Totalmente. Aliás, era para ser um interlúdio para uma outra música qualquer, mas acabou por não acontecer – eu gostei tanto dela. Lembro-me de ter mostrado a alguns amigos, inclusive ao NED, e ele disse “amiga, deixa-me só dar aqui uns toquezinhos”. Eu fui bué fiel à minha demo, que era só piano e voz. Na verdade, a track de piano que está na “Ferida” foi a primeira que eu gravei no meu quarto, eu nem sequer mudei. No entanto, o NED também foi super fiel, pegou naquilo e abrilhantou a música, mas ainda assim nós quisemos deixar a cena o mais crua possível. O NED é mesmo ótimo, tal como o Miguel Garcia (aka miguele) que gravou os pormenores.

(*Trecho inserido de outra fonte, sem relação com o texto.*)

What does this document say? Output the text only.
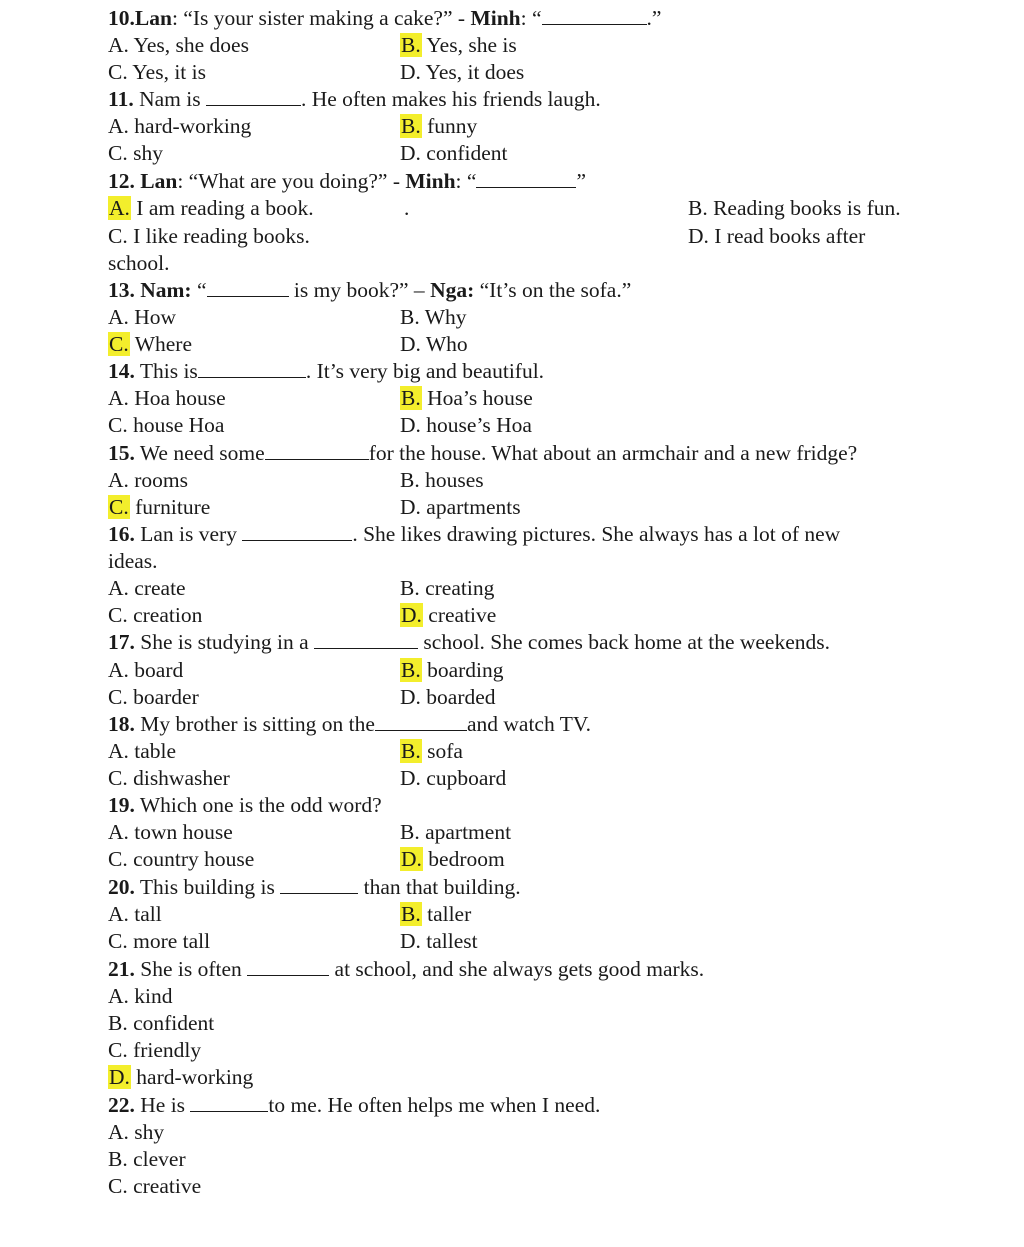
10.Lan: “Is your sister making a cake?” - Minh: “	.”
A. Yes, she does	B. Yes, she is
C. Yes, it is	D. Yes, it does
11. Nam is	. He often makes his friends laugh.
A. hard-working	B. funny
C. shy	D. confident
12. Lan: “What are you doing?” - Minh: “	”
A. I am reading a book.	.	B. Reading books is fun.
C. I like reading books.	D. I read books after
school.
13. Nam: “	is my book?” – Nga: “It’s on the sofa.”
A. How	B. Why
C. Where	D. Who
14. This is	. It’s very big and beautiful.
A. Hoa house	B. Hoa’s house
C. house Hoa	D. house’s Hoa
15. We need some	for the house. What about an armchair and a new fridge?
A. rooms	B. houses
C. furniture	D. apartments
16. Lan is very	. She likes drawing pictures. She always has a lot of new
ideas.
A. create	B. creating
C. creation	D. creative
17. She is studying in a	school. She comes back home at the weekends.
A. board	B. boarding
C. boarder	D. boarded
18. My brother is sitting on the	and watch TV.
A. table	B. sofa
C. dishwasher	D. cupboard
19. Which one is the odd word?
A. town house	B. apartment
C. country house	D. bedroom
20. This building is	than that building.
A. tall	B. taller
C. more tall	D. tallest
21. She is often	at school, and she always gets good marks.
A. kind
B. confident
C. friendly
D. hard-working
22. He is	to me. He often helps me when I need.
A. shy
B. clever
C. creative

Em “Leve(mente)”, a faixa que dá nome ao EP, chamaste o António Graça (aka LEFT.) para mostrar os seus dotes enquanto intérprete e produtor. Esta canção, recheada de ritmos upbeat, basicamente sumariza toda a abordagem temática do disco.

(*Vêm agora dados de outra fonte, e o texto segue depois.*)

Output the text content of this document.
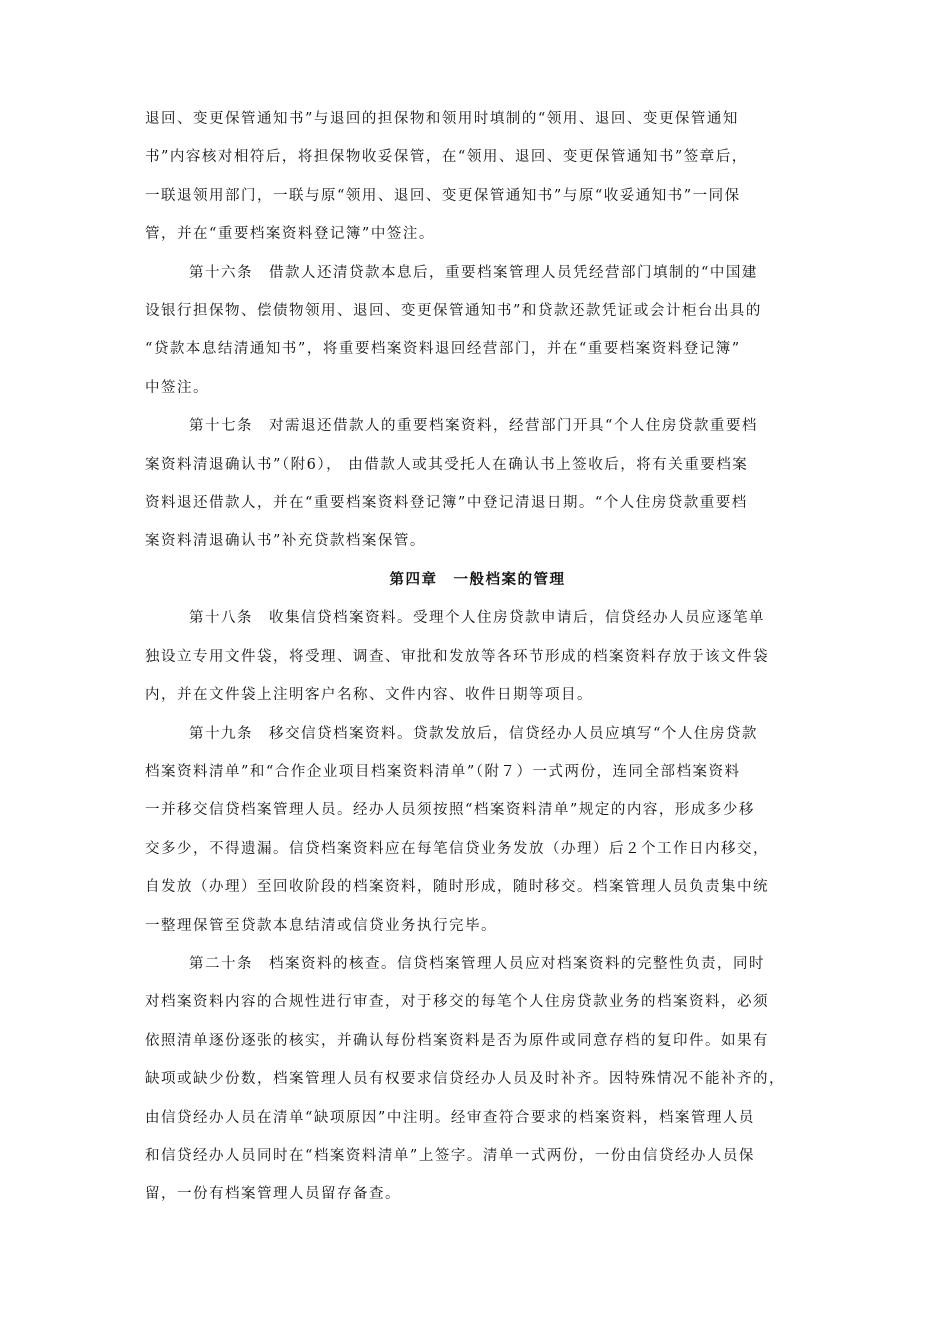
退回、变更保管通知书”与退回的担保物和领用时填制的“领用、退回、变更保管通知
书”内容核对相符后，将担保物收妥保管，在“领用、退回、变更保管通知书”签章后，
一联退领用部门，一联与原“领用、退回、变更保管通知书”与原“收妥通知书”一同保
管，并在“重要档案资料登记簿”中签注。

第十六条　借款人还清贷款本息后，重要档案管理人员凭经营部门填制的“中国建
设银行担保物、偿债物领用、退回、变更保管通知书”和贷款还款凭证或会计柜台出具的
“贷款本息结清通知书”，将重要档案资料退回经营部门，并在“重要档案资料登记簿”
中签注。

第十七条　对需退还借款人的重要档案资料，经营部门开具“个人住房贷款重要档
案资料清退确认书”（附6）， 由借款人或其受托人在确认书上签收后，将有关重要档案
资料退还借款人，并在“重要档案资料登记簿”中登记清退日期。“个人住房贷款重要档
案资料清退确认书”补充贷款档案保管。

第四章　一般档案的管理

第十八条　收集信贷档案资料。受理个人住房贷款申请后，信贷经办人员应逐笔单
独设立专用文件袋，将受理、调查、审批和发放等各环节形成的档案资料存放于该文件袋
内，并在文件袋上注明客户名称、文件内容、收件日期等项目。

第十九条　移交信贷档案资料。贷款发放后，信贷经办人员应填写“个人住房贷款
档案资料清单”和“合作企业项目档案资料清单”（附７）一式两份，连同全部档案资料
一并移交信贷档案管理人员。经办人员须按照“档案资料清单”规定的内容，形成多少移
交多少，不得遗漏。信贷档案资料应在每笔信贷业务发放（办理）后２个工作日内移交，
自发放（办理）至回收阶段的档案资料，随时形成，随时移交。档案管理人员负责集中统
一整理保管至贷款本息结清或信贷业务执行完毕。

第二十条　档案资料的核查。信贷档案管理人员应对档案资料的完整性负责，同时
对档案资料内容的合规性进行审查，对于移交的每笔个人住房贷款业务的档案资料，必须
依照清单逐份逐张的核实，并确认每份档案资料是否为原件或同意存档的复印件。如果有
缺项或缺少份数，档案管理人员有权要求信贷经办人员及时补齐。因特殊情况不能补齐的，
由信贷经办人员在清单“缺项原因”中注明。经审查符合要求的档案资料，档案管理人员
和信贷经办人员同时在“档案资料清单”上签字。清单一式两份，一份由信贷经办人员保
留，一份有档案管理人员留存备查。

Sim. No fundo, é a canção mais forte, tem um certo poder-

É um banger.

É isso mesmo [risos]. Mas ya, o meu verso é super direto, tal como o do LEFT., mas acho que conseguimos juntar tudo bué bem. Isto acontece porque sinto que nós conseguimos unir-nos na forma como escrevemos e fazemos melodias. Ele sempre foi uma grande inspiração para mim e ele também diz o mesmo de mim, acho eu [risos]. Para além disso, ele também foi a primeira pessoa que produziu uma música minha, então não fazia sentido ele não estar presente neste EP. Eu também queria trabalhar com o LEFT. de forma a que ele entrasse numa faixa minha a cantar e assim aconteceu, desta vez.

Pois, o LEFT. também apareceu enquanto produtor no teu primeiro EP.

O LEFT. produziu precisamente o primeiro single que eu lancei (“Tu Fazes Tão”). Sinceramente, eu não sei como é que ele aceitou fazer aquilo, porque estava mesmo bué all over the place. Era uma música mesmo difícil musicalmente, mas ele conseguiu dar ali um toque super fixe. Quanto à “Leve(mente)”, ele até me agradeceu tipo “Inês, fizeste-me recordar as minhas primeiras produções, obrigada”. Isto porque as primeiras coisas que o LEFT. produziu eram drum & bass e então com a “Leve(mente)” ele acabou por reviver esses momentos. É mesmo um som p’ra frente, tem um BPM um bocadinho acelerado e eu achei que ele era a pessoa indicada para isto – e ficou incrível, adorei o resultado final.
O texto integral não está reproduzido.